8 a.m. approaches and with it, comes the rest of the crew. More stress and yet another chance to share my new hobby. We all get along very well around this place, in fact, we’re more like a family than co-employees. This means that we all feel free to get on each other nerves, make rude comments and generally annoy each other into a frazzled bundle of stress by the time the paper actually leaves the building.
Fortunately, now that stress is my new hobby, I will enjoy this much more.
After the paper leaves, I immediately start worrying whether or not we left something out that should have been in or put something in that should have been left out. More stress.

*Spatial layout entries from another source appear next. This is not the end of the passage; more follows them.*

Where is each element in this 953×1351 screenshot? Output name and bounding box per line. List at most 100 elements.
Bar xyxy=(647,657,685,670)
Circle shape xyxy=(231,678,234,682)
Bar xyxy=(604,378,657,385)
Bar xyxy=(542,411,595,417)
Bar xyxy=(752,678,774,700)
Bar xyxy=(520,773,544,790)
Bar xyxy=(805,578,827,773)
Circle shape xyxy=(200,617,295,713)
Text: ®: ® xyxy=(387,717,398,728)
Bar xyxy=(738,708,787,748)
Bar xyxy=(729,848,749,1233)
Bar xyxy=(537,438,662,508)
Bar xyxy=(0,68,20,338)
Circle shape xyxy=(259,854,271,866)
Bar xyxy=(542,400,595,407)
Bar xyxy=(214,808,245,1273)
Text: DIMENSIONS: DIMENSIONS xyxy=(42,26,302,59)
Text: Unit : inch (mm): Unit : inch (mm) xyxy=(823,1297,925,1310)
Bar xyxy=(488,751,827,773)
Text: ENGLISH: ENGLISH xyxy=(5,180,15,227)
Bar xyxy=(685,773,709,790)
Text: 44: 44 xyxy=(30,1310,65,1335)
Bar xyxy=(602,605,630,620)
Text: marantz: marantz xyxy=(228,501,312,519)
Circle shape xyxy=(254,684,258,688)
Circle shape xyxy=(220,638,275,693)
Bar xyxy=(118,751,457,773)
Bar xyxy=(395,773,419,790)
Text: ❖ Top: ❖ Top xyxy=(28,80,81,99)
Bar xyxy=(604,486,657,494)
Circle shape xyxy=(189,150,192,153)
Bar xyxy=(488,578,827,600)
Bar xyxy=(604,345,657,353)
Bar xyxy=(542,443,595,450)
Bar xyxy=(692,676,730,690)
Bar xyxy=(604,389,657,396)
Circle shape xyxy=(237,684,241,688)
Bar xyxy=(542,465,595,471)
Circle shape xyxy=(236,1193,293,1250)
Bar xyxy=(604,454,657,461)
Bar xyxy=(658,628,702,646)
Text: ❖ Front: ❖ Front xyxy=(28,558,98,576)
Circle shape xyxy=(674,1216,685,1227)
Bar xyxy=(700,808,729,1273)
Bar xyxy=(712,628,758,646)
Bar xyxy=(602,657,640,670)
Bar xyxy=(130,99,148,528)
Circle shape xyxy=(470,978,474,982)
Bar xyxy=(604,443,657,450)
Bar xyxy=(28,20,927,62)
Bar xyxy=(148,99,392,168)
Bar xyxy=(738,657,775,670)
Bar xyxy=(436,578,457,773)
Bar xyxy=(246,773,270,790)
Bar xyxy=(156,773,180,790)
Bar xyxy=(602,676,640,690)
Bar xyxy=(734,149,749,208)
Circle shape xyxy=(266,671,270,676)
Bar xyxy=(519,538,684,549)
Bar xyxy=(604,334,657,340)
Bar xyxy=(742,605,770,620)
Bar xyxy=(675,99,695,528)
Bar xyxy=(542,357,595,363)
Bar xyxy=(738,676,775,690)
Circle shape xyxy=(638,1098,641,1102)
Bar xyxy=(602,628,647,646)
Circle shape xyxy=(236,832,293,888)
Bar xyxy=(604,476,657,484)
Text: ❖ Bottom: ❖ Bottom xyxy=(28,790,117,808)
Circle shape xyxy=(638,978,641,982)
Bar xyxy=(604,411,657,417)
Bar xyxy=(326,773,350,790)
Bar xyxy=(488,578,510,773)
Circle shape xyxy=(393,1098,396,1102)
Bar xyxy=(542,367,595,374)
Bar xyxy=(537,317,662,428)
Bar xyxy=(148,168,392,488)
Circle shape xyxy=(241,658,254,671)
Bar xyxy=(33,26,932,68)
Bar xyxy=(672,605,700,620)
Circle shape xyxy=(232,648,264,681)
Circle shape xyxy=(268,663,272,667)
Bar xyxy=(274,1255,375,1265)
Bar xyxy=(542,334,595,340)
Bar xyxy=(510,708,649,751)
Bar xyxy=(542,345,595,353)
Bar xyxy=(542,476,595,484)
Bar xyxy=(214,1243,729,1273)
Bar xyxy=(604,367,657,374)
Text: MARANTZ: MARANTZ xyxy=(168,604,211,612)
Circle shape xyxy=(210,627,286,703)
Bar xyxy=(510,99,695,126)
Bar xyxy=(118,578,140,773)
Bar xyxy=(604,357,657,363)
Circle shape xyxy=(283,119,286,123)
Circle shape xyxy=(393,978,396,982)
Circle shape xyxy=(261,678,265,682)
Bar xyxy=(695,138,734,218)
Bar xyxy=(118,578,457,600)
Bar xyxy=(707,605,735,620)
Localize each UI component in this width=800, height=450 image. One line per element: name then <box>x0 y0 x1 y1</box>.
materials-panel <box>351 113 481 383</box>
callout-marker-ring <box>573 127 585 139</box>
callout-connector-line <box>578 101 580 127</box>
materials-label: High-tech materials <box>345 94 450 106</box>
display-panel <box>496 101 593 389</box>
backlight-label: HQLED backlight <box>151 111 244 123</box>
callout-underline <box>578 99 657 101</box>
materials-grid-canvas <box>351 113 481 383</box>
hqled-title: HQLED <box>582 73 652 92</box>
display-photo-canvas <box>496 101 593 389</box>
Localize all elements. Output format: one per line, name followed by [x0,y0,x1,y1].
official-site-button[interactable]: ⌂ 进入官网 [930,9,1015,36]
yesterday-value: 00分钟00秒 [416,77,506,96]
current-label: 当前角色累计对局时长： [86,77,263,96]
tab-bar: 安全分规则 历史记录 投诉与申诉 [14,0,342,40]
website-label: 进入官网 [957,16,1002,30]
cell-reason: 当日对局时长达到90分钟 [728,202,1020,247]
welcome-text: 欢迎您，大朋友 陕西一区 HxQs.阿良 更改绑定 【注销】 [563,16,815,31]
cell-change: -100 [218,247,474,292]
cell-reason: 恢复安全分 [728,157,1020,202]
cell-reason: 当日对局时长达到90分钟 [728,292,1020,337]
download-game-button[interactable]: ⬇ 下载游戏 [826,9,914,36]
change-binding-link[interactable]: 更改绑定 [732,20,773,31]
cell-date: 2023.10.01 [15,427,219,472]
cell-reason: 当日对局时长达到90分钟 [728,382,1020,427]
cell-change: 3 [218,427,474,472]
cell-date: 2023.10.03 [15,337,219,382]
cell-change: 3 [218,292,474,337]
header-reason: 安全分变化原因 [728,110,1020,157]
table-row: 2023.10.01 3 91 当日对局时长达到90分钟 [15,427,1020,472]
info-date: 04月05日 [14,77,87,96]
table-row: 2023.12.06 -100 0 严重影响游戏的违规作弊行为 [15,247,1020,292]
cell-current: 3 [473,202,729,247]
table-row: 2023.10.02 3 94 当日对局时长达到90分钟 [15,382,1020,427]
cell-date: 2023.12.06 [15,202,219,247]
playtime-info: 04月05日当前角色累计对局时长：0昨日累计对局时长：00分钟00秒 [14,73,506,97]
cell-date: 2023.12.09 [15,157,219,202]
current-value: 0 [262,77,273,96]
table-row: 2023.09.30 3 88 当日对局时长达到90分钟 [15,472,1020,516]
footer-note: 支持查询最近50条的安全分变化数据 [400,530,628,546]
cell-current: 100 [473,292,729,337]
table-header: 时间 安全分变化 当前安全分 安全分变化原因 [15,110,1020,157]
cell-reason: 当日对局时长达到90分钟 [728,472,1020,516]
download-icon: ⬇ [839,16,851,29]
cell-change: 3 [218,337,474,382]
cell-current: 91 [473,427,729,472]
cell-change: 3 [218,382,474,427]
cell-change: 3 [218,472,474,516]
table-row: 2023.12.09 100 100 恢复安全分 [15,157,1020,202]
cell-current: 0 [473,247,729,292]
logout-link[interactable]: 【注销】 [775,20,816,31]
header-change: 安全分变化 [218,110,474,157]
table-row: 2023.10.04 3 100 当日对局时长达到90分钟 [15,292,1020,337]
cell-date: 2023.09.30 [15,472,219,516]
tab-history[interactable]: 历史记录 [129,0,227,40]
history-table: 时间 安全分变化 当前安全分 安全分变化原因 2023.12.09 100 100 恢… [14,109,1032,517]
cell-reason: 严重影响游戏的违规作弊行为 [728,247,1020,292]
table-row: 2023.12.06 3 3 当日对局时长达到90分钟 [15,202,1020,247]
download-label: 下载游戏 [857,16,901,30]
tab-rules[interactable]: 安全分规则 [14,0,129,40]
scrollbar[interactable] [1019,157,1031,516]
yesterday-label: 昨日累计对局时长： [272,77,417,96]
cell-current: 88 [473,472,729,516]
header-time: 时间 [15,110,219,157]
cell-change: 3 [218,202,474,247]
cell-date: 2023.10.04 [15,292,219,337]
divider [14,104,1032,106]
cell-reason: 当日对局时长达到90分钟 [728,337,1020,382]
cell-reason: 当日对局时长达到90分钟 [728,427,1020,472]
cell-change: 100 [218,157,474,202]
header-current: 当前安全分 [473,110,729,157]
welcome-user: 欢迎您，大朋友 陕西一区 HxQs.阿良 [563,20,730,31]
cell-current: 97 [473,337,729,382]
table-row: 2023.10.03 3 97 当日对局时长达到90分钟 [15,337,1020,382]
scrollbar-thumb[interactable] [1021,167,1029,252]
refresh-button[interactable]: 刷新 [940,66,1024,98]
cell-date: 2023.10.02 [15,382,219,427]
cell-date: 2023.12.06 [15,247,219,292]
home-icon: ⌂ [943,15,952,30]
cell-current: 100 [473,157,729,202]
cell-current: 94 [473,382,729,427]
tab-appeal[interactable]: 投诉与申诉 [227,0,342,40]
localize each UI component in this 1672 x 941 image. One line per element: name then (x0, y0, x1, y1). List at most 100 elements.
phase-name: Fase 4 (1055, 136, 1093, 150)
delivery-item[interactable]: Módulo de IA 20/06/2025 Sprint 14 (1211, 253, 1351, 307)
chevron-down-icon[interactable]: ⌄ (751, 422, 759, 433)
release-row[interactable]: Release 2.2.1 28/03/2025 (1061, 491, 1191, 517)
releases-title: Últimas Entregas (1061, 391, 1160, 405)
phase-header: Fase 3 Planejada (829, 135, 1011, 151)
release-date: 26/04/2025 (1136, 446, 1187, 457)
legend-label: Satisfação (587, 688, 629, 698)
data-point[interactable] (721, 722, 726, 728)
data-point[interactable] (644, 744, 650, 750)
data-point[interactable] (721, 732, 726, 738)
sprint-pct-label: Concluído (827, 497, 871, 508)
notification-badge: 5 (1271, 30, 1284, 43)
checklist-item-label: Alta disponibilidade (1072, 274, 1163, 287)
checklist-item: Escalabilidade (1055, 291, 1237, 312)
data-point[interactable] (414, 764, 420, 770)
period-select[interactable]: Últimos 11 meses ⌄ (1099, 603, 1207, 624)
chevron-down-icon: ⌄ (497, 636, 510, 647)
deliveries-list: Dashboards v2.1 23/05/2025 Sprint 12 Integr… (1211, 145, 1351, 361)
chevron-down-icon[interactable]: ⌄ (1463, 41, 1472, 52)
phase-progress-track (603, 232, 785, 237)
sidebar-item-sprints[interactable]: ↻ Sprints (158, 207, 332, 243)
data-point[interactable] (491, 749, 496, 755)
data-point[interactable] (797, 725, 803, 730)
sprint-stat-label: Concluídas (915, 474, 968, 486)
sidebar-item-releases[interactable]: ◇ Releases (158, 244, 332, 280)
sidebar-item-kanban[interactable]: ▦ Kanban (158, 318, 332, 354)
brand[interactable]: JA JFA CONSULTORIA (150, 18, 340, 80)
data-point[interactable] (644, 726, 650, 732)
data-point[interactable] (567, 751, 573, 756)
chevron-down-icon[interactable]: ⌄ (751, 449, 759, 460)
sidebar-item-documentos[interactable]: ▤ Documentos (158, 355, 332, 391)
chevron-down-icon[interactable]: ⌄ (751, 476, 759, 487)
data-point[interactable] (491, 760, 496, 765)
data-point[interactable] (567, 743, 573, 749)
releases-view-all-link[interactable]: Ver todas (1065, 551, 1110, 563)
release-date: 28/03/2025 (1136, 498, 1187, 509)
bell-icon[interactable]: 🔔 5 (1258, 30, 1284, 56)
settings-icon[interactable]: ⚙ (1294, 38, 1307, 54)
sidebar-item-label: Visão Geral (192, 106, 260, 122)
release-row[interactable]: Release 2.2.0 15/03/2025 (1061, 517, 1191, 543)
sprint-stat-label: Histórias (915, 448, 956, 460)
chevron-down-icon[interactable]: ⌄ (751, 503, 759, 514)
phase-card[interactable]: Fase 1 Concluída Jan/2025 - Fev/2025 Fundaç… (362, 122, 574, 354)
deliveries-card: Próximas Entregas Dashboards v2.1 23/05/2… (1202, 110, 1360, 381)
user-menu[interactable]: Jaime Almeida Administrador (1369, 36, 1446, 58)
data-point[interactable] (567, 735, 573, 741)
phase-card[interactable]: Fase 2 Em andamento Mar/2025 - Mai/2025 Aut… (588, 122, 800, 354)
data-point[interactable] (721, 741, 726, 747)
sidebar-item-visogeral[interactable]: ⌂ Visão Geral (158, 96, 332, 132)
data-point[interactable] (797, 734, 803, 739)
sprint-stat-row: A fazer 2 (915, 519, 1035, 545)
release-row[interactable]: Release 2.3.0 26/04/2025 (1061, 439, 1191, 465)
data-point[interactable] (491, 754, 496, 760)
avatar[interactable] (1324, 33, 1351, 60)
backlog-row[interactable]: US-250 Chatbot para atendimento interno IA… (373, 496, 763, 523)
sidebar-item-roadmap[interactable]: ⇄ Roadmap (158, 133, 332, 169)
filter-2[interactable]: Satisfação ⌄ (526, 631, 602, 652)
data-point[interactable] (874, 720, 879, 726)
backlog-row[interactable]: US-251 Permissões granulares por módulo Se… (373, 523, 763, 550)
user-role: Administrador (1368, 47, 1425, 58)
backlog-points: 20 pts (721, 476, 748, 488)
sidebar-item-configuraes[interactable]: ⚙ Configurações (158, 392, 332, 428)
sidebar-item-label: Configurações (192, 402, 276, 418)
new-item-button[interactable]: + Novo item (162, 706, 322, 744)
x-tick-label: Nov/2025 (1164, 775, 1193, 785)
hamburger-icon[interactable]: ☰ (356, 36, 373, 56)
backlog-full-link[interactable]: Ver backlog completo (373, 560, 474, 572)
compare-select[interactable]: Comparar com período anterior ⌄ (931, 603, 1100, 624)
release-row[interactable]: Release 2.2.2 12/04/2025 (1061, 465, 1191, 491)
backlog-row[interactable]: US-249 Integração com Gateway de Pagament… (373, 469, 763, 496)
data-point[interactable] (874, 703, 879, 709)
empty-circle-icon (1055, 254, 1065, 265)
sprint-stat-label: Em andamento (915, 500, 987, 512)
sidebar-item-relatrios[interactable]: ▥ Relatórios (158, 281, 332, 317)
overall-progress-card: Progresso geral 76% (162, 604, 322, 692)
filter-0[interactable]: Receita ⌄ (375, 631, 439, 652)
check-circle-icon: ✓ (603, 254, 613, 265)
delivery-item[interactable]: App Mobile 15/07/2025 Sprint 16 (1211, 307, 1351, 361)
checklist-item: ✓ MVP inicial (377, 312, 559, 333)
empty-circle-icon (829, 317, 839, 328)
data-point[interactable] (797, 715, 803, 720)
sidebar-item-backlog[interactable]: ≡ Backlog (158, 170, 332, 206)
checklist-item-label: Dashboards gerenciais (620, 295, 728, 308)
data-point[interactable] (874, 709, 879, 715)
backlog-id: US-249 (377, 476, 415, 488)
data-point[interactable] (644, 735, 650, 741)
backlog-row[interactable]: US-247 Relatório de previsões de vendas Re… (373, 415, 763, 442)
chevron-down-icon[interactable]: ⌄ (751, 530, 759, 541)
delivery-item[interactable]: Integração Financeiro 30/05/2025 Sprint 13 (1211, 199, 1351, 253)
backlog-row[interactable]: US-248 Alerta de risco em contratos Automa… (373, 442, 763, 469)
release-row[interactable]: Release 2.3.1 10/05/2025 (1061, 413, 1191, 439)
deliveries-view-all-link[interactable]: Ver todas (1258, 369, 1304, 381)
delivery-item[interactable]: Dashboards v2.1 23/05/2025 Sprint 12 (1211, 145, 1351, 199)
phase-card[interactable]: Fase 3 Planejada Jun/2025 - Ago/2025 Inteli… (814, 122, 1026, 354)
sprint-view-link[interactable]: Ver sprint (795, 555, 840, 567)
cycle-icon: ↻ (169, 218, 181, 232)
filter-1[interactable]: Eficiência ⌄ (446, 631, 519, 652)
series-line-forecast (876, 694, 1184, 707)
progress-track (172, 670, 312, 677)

As this is my hobby, I can now share the stress with everybody else by making them wonder if they left something out that should have been in or put something in that should have been left out. Stress is also a hobby that fits perfectly when the boss is around. As I am the boss and I am always around myself, I never get a break.
Seriously. Don’t you get stressed when the boss shows up out of the blue with a grimace on his face instead of a smile? Or, if you have one of those Dilbert bosses, a smile is much more cause for stress than a grimace.
Being a reporter, editor and a writer, I’m actually on the job all the time and so have no spare time. This should mean that I have no hobbies. But stress can fit right in.
News doesn’t happen on a regular 9-5 schedule. I might go out with my family to a fancy restaurant and my cell phone rings. City Hall has just exploded, a train has derailed, the mayor has just announced he is a communist and the high school Literary Team just won the national championship and the adviser wants to know if I can be at the Civic Center five minutes ago to take a picture.
This has not happened yet, but it certainly could and I worry about that when I have a spare minute. This stress is a quiet, unassuming stress that lies around under the table, always there but just out of reach of a swift kick until something happens and it leaps out from under the table like a Doberman with a toothache.
Now that stress is my hobby, I can enjoy this and certainly find much more time to fit this stress into my schedule. With a little luck, some stress and some gullible people, I could make some money off this. I could do infomercials on late-night TV, talking about stress as a hobby and sell videos telling people how to enjoy their stress. Of course, these infomercials and videos cost a mint to produce and I’m generally broke.
I betcha I can even launch a YouTube or TikTok channel teaching people how to enjoy stress.
Figuring all that is creating more stress.
But I’m enjoying it now and that’s what matters.